Towards Improving Environmental Sanitation in Anambra

The rate of indiscriminate urinating, refuse dumping and indifference towards environmental sanitation in Anambra State can easily make a newcomer to the state question whether the state knows the meaning of sanitation, least of all, observing it.

Last Saturdays of every month have been mapped out as the General Environmental Sanitation Days in Anambra State, with the exercise lasting for three hours – 7am to 10am. However, it is more like no real sanitation happens on such days as the conditions of the street, gutters and roads stay same: dirty and abhorring, even the next hour after the sanitation.

It is quite awful that anyone who walks along the popular Aroma Junction Flyover in Awka, capital city of Anambra State, along Enugu-Onitsha Express Way, can hardly breathe properly without being brutally assailed by contaminated air, reeking of human excreta, water waste, garbage, as well as cow dung.

Business operators and other road users, indiscriminately mess up the drainage by converting it to dumpsters. Every corner of the flyover has become urinaries and drainages stuffed with different categories of waste that they can hardly carry out their functions during rainfalls.

The same goes for the students, residential area at Nnamdi Azikiwe University Permanent Site, Ifite Awka, consisting of students’ lodges/hostels, business centres, shops and some parts of the university. The environment there is so dirty that it can constitute a health hazard.

Business operators and road users who are mostly students, also constitute a great nuisance on the road and no environmental sanitation ever goes on there, just as in so many other places in the state.

The Anambra State Ministry of Environment and the Anambra State Government should step up their game and intensify the implementation of the state’s sanitation laws.

We exhort government to enforce the new policy of house to house removal of refuse by approved contractors or revert to designated dump sites.

It will also contribute to revenue generation by the government and compel obedience to the sanitation laws if government attaches fines to penalize defaulters of the sanitation laws. This will not only improve the condition of our environment and prevent road damages, but restore the sense of responsibility towards environmental sanitation in the citizenry.

Again the body charged with the responsibility of waste management should make efforts to place more waste disposal bins at locations where they will be easily accessible to people. They should also monitor the road sweepers to determine how well they carry out their duties as some of them often sweep the garbage collected inside the gutters.
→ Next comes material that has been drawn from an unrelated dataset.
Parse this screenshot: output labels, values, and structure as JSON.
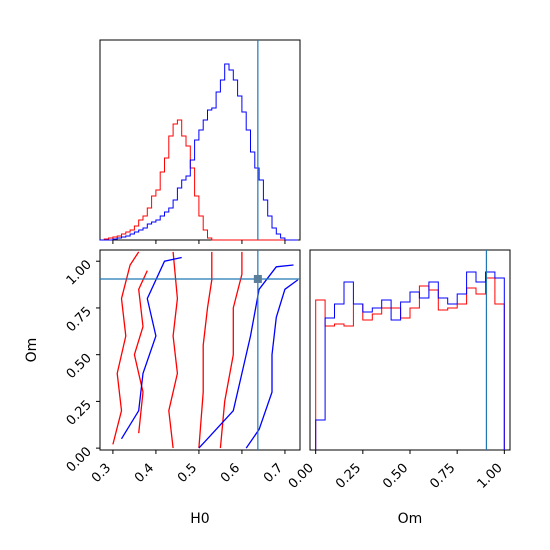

Government should also erect toilet facilities in required public places and also encourage large scale business operators such as motor parks, fuel stations, plazas and even religious institutions, to do the same so as to provide enough convenience facilities for road users.

Schools are as well encouraged to imbibe the culture of environmental sanitation in their students by teaching them to do it by themselves in their schools from time to time, as this will give them a sense of cleanliness in whatever environment they find themselves.

Indeed, the task of creating a clean environment is a task for all.